In a press conference this morning, Prime Minister Benjamin Netanyahu described the rehearsal as an overall success. “Did some of us forget our lines or miss a cue or accidentally kill a foreign journalist and his family? Sure,” said the prime minister. “Mistakes were made, but we’ll be ready opening night for Iran.”
But many in the international community have questioned why the Hebrew homeland would switch its focus at this critical juncture. “There’s an arc to this thing,” explains Israeli set-designer and war-eographer Moshe Meir. “Rocky doesn’t just spend the movie beating up delinquents for the mob. He steps up and takes on the champ. You have to escalate in this business if you want respect.”
Critics of Israel’s saber-rattling have attempted to highlight the human costs of war in an attempt to forestall armed conflict with Iran. But civilian casualties have not dissuaded Netanyahu and the hawks in the Knesset.

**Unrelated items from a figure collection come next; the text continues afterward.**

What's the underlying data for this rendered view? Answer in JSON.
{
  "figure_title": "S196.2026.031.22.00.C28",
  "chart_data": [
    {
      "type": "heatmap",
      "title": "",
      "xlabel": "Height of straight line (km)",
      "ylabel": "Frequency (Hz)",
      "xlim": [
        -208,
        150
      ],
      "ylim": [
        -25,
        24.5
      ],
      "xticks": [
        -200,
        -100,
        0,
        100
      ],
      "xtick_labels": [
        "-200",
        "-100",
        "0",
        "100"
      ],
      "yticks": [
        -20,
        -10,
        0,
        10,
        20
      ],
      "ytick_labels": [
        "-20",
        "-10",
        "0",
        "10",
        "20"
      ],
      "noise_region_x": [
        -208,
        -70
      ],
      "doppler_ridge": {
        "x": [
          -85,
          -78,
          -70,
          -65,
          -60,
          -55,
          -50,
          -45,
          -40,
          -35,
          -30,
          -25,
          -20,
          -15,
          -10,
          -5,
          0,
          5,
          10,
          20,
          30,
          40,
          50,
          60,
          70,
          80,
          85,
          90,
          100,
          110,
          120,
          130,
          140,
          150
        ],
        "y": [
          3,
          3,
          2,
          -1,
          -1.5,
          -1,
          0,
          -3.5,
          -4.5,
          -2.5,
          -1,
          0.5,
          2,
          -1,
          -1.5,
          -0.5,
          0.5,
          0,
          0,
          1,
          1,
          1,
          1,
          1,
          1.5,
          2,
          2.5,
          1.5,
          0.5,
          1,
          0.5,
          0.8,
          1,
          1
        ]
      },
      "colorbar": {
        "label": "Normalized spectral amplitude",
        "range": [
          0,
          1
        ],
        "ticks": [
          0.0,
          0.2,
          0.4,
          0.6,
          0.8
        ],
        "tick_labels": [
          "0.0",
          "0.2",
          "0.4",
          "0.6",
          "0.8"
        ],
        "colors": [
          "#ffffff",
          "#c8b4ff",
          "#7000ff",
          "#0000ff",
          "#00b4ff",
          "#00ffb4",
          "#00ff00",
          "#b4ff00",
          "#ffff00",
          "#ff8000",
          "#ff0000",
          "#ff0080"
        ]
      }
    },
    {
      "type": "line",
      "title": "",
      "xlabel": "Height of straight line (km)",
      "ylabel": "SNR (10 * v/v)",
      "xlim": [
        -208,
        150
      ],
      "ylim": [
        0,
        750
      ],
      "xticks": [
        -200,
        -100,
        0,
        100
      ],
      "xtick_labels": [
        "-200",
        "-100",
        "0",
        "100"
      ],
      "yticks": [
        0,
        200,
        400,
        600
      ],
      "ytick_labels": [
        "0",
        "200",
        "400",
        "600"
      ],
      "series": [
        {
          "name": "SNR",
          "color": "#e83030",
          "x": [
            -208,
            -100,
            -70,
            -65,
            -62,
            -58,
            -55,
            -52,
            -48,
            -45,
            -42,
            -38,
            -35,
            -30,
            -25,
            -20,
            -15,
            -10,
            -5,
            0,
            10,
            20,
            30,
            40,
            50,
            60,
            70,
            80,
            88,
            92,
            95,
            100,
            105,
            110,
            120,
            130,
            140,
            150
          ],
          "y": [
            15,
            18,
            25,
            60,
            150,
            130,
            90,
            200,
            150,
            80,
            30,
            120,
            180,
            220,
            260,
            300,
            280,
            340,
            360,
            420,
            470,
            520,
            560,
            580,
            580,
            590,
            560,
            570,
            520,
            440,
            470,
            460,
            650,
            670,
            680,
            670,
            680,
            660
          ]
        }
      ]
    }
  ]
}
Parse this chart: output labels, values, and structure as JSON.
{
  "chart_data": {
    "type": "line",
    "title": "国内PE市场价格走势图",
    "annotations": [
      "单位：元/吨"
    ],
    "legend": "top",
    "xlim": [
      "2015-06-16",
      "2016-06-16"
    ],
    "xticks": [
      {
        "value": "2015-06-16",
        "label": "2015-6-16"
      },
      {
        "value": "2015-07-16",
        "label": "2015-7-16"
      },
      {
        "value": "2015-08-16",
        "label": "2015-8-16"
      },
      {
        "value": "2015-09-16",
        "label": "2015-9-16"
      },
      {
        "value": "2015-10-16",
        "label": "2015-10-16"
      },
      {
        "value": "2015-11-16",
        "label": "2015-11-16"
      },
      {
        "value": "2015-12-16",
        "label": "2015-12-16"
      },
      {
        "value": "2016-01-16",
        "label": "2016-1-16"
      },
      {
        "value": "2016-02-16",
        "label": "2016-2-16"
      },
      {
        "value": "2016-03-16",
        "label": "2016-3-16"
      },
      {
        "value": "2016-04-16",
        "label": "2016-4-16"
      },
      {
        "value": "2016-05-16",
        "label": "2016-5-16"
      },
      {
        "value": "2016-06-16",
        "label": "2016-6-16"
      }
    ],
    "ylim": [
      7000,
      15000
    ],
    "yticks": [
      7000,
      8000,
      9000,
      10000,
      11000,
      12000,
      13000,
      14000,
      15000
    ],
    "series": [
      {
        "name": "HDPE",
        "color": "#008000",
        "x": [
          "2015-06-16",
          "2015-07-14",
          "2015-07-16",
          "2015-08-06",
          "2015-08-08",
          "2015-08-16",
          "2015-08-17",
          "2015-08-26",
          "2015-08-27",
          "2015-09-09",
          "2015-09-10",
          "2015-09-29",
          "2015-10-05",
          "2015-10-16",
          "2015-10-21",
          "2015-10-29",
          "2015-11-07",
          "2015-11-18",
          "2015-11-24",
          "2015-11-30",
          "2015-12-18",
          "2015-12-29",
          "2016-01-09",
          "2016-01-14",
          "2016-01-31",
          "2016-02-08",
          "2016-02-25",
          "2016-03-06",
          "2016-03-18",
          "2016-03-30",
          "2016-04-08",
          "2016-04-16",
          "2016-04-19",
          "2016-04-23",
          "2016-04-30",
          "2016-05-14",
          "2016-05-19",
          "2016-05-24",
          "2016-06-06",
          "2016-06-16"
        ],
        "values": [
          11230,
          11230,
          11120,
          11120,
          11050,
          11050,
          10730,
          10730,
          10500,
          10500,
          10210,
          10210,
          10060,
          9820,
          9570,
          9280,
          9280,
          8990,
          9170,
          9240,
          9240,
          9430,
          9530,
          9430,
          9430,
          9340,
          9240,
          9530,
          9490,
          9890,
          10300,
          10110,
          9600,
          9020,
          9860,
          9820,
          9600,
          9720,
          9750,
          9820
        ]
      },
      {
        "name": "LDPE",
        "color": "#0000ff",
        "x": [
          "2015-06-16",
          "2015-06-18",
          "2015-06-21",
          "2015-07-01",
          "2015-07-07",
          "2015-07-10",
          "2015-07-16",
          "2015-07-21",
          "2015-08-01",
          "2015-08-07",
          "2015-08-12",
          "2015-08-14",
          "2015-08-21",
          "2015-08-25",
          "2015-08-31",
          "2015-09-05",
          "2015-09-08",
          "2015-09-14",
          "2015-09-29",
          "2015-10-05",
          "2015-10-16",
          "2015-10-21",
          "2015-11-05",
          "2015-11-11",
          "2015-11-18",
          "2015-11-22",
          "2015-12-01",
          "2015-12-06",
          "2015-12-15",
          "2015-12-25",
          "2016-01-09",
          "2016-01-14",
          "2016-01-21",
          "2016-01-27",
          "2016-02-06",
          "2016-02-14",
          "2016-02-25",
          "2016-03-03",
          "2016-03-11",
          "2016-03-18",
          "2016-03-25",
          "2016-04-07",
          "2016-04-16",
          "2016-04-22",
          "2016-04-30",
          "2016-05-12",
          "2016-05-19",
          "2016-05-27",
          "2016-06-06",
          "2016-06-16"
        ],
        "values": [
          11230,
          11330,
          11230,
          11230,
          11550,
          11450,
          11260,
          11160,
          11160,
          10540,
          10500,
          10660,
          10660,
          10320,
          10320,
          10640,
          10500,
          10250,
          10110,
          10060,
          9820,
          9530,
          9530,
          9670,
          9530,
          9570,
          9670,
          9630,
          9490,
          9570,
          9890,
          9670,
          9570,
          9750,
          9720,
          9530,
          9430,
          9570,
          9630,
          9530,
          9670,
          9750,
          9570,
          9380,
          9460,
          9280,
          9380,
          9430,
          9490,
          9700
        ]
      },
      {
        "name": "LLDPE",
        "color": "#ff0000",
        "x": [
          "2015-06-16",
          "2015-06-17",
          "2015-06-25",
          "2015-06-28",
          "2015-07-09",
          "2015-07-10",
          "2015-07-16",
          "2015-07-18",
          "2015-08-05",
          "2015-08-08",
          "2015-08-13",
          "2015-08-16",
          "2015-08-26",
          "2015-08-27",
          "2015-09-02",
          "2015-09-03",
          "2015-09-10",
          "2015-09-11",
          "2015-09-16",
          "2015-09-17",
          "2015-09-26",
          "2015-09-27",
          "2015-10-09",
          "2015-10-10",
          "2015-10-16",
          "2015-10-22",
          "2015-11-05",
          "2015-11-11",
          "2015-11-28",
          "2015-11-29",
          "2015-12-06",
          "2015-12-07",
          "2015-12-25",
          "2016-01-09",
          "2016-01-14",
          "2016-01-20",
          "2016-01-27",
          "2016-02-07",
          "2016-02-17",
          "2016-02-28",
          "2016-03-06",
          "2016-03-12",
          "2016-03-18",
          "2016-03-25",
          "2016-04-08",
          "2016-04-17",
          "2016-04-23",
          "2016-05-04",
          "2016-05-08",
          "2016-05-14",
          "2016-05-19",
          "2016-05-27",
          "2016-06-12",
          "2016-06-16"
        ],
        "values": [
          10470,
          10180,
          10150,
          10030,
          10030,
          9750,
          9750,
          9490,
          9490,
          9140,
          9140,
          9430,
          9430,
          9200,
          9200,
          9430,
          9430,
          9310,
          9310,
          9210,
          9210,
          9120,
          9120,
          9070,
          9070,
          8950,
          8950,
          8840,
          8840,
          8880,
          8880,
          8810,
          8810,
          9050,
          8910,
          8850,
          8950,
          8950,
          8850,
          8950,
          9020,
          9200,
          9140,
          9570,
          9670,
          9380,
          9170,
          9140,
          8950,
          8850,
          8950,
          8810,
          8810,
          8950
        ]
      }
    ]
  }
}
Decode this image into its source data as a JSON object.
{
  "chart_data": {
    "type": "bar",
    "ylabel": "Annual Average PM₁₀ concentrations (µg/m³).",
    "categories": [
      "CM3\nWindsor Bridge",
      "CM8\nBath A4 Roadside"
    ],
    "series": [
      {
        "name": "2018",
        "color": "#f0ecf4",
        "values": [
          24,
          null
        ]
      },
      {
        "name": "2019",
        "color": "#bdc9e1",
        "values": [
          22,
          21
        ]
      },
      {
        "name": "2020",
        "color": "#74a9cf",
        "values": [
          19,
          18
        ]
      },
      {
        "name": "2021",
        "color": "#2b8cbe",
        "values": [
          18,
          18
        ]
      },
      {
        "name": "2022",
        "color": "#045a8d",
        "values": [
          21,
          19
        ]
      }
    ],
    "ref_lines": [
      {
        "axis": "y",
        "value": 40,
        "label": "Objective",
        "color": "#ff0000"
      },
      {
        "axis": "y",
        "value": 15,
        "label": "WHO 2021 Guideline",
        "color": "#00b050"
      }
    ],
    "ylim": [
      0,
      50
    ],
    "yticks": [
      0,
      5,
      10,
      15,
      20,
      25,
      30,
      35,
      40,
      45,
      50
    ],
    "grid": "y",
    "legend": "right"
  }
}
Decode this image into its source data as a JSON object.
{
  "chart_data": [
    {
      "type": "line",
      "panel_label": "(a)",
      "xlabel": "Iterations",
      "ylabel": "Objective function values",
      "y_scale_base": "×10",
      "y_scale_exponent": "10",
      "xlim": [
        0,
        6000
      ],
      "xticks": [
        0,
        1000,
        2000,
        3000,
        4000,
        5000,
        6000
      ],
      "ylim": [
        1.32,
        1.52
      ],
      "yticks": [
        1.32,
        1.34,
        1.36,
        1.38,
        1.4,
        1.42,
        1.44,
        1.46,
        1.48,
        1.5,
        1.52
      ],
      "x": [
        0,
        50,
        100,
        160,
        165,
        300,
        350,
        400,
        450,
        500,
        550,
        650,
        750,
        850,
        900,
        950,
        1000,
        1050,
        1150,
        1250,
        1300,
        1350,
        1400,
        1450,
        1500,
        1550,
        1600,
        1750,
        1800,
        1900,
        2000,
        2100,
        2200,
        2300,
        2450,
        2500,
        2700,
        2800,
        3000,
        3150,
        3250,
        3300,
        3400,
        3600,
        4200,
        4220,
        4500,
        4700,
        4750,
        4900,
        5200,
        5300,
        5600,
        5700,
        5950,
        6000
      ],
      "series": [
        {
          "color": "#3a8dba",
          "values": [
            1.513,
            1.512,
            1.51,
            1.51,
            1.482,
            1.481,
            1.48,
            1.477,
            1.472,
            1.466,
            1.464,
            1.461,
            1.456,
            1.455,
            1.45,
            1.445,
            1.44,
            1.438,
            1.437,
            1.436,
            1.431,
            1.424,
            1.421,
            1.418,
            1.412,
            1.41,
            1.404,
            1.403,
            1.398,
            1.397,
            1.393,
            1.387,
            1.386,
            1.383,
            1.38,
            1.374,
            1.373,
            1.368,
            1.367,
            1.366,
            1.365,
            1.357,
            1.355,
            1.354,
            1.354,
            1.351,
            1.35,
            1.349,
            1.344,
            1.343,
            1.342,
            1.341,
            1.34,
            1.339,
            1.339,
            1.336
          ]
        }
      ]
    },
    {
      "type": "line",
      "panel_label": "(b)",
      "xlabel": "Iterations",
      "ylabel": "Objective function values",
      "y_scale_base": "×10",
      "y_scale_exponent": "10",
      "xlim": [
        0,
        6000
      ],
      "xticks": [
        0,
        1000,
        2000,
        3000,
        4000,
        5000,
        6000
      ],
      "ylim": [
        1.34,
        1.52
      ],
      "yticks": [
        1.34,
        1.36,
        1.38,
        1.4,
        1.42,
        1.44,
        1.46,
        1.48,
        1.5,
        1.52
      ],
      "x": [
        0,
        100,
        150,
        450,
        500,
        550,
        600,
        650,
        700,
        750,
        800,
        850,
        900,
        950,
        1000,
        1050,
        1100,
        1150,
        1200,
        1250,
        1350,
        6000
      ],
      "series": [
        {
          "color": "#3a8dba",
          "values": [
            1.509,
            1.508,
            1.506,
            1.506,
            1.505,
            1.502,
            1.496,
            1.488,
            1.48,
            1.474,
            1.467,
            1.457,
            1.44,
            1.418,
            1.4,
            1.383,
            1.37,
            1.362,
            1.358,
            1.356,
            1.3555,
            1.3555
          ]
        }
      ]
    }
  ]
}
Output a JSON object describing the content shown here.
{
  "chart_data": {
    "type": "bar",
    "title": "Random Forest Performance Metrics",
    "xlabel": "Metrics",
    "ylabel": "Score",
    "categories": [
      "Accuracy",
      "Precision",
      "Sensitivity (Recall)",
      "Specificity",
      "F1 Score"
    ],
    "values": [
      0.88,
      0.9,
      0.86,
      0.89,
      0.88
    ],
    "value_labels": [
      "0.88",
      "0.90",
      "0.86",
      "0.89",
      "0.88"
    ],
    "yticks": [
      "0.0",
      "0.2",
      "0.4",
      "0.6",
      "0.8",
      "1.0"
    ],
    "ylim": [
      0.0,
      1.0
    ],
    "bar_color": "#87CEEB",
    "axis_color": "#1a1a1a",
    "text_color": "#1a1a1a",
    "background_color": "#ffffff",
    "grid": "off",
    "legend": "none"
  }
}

“It seems like every time we rain bombs on Palestine, people can only think of the overwhelming number of civilian deaths,” complained Netanyahu during an interview with the Associated Press. “They don’t mention all of the children we don’t bomb. Is anyone thanking us for leaving their children alive? I don’t want to blame that on anti-Semitism, but if the shoe fits…”
Military insiders insist an attack on Palestine was essential to calibrate new equipment, most of it generously donated by the American government. “America has been and continues to be a friend to Israel,” says Mossad spokesman Shalom Roshman. “And there are plenty of benefits. I guess that makes us friends with benefits.”
Added Roshman, “Consider this your 3 A.M. text, America. We’ve got a war-boner, so come on over and help us out.”
The practice war also served as a live-fire test of Israel’s missile defense shield, the Iron Dome, which successfully deflected 84-percent of incoming rockets and reduced the death toll in Israel to a mere half-dozen. “It’s just good to know that during the most brutal fiscal crisis in a century,” Netanyahu says, “the United States could still put up the hundreds of millions of dollars to fund this dream. It’s a good thing they don’t have a use for all this money at home.”
But foreign observers are warning Palestinians to remain on guard. “If Israel needed a warm-up,” says Al-Jazeera correspondent Raheem Aslan, “I wouldn’t be surprised to see a cool-down invasion after Iran. Gotta stay limber. All I’m saying is don’t go returning your neighbor’s rubble shovel just yet.”